Though Blood Simple definitely indulges in some of the popular forms of its era (the lustrous body hair in particular), returning to it is a fascinating study in how fully-formed the Coens were, as far as their understood sensibility is concerned. The film straddles that distinct Coens line between comedy and bracing violence throughout, and if it does ultimately tip toward the latter, particularly in its final third, it’s still wholly and definitively a Coens joint.
Here, they’re most interested in what silence can convey. Many of the film’s key moments (Ray’s realization of what’s happened to Marty and the ensuing scramble, the cat-and-mouse game between Abby and Visser at film’s end) unfold with minimal to no dialogue, and it’s up to Joel Coen to find the necessary notes of drama. And he does. Consider that climactic sequence for a moment. Ray’s dead, and it takes that for Abby to fully grasp the gravity of what’s happening, even as she still thinks it’s Marty who pulled the trigger. From there, the film follows every step, every precarious move and counter-move, until a gun is actually discharged. That’s to say nothing of the haunting shot in which Visser, with his hand impaled on a windowsill, starts shooting through the wall to reach Abby. Only the disco ball-like strands of light illuminate Abby’s terror at what’s happening. It’s an utterly perfect moment of unraveling.

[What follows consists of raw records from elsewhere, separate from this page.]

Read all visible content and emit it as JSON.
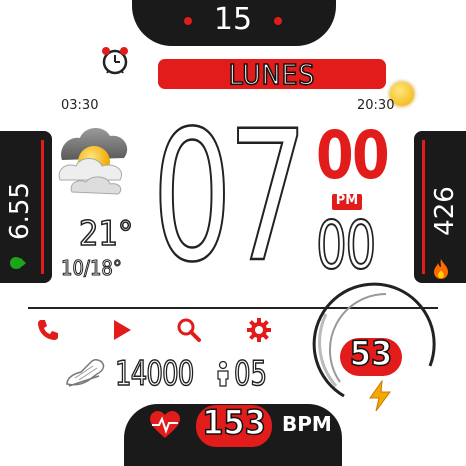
{
  "date": {
    "day": "15",
    "weekday": "LUNES"
  },
  "sun": {
    "sunrise": "03:30",
    "sunset": "20:30"
  },
  "weather": {
    "temp": "21°",
    "range": "10/18°",
    "icon": "partly-cloudy-icon"
  },
  "time": {
    "hour": "07",
    "minute_top": "00",
    "ampm": "PM",
    "minute_bottom": "00"
  },
  "distance": {
    "value": "6.55",
    "icon": "location-pins-icon"
  },
  "calories": {
    "value": "426",
    "icon": "flame-icon"
  },
  "shortcuts": [
    "phone-icon",
    "play-icon",
    "search-icon",
    "settings-gear-icon"
  ],
  "steps": {
    "value": "14000",
    "icon": "shoe-icon"
  },
  "floors": {
    "value": "05",
    "icon": "person-icon"
  },
  "battery": {
    "value": "53",
    "percent": 53,
    "icon": "lightning-icon"
  },
  "heart": {
    "value": "153",
    "unit": "BPM",
    "icon": "heart-pulse-icon"
  },
  "colors": {
    "accent": "#e21b1b",
    "dark": "#1a1a1a",
    "pin": "#1aa51a",
    "flame": "#ff6a00"
  }
}
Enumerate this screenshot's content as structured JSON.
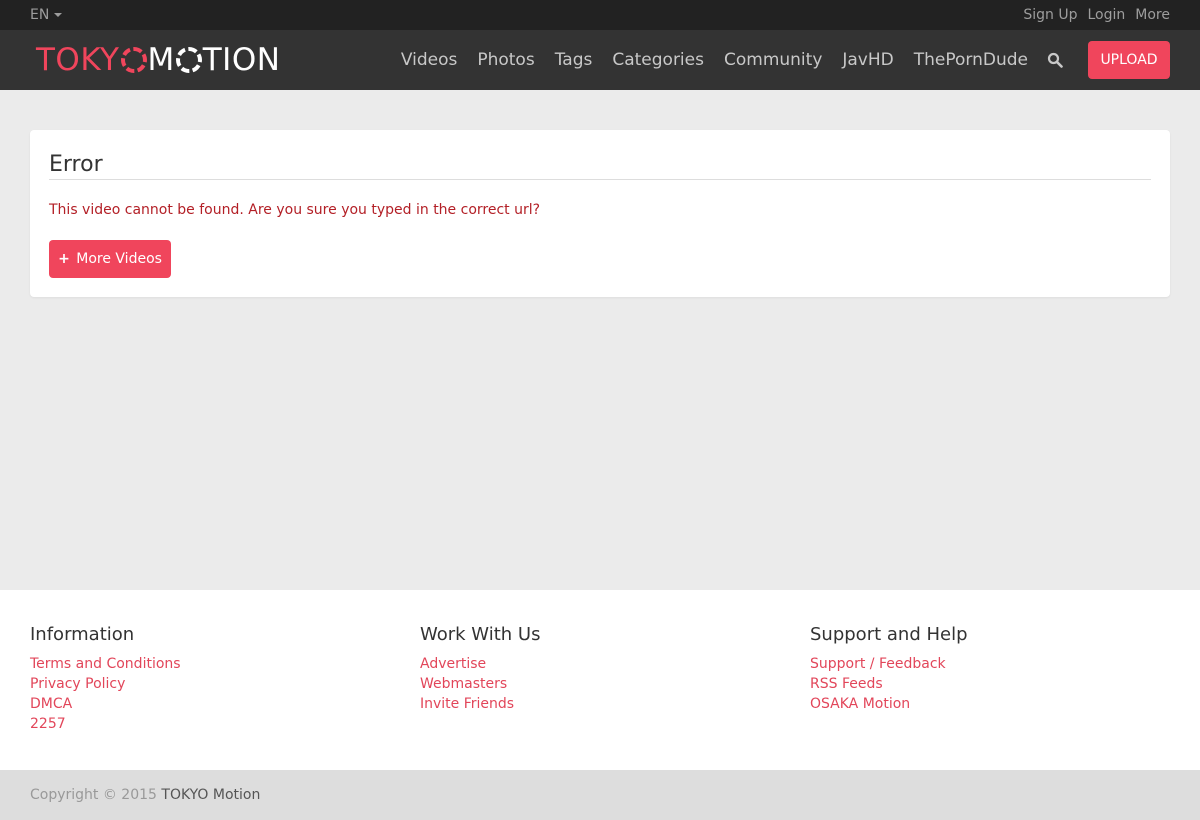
{
  "topbar": {
    "language": "EN",
    "links": [
      "Sign Up",
      "Login",
      "More"
    ]
  },
  "logo": {
    "part1": "TOKY",
    "part2": "M",
    "part3": "TION",
    "colors": {
      "accent": "#f0455c",
      "white": "#ffffff"
    }
  },
  "nav": {
    "items": [
      "Videos",
      "Photos",
      "Tags",
      "Categories",
      "Community",
      "JavHD",
      "ThePornDude"
    ],
    "search_icon": "search-icon",
    "upload_label": "UPLOAD"
  },
  "error": {
    "title": "Error",
    "message": "This video cannot be found. Are you sure you typed in the correct url?",
    "button_icon": "plus-icon",
    "button_label": "More Videos"
  },
  "footer": {
    "columns": [
      {
        "heading": "Information",
        "links": [
          "Terms and Conditions",
          "Privacy Policy",
          "DMCA",
          "2257"
        ]
      },
      {
        "heading": "Work With Us",
        "links": [
          "Advertise",
          "Webmasters",
          "Invite Friends"
        ]
      },
      {
        "heading": "Support and Help",
        "links": [
          "Support / Feedback",
          "RSS Feeds",
          "OSAKA Motion"
        ]
      }
    ],
    "copyright_prefix": "Copyright © 2015",
    "copyright_brand": "TOKYO Motion"
  },
  "colors": {
    "brand": "#f0455c",
    "topbar_bg": "#222222",
    "navbar_bg": "#333333",
    "page_bg": "#ebebeb",
    "error_text": "#b31f26"
  }
}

And when the film gets wordy, it does so with the Coens’ signature dexterity. The scene in which Marty opens negotiations with Visser for his services is made all the more haunting by the stillness of it. The shots stay in or immediately around the car for so long that you start to wonder if something isn’t going to happen before the scene even ends. As Visser drops his yokel-esque act in favor of pragmatic evil, quickly, the temperature of the car seems to change. Marty’s already sweating bullets before he even shows up, but now he has a thorough reason.
That’s a good way to illustrate Blood Simple, actually: pragmatism. While the Coens would use a lot of these devices to better effect later (namely with No Country For Old Men), the use of a small cast, a plot full of circumstance, and a tightening claustrophobia in the photography make for a film that’s more exhilarating than most blockbusters at the time, even as it’s built from far less.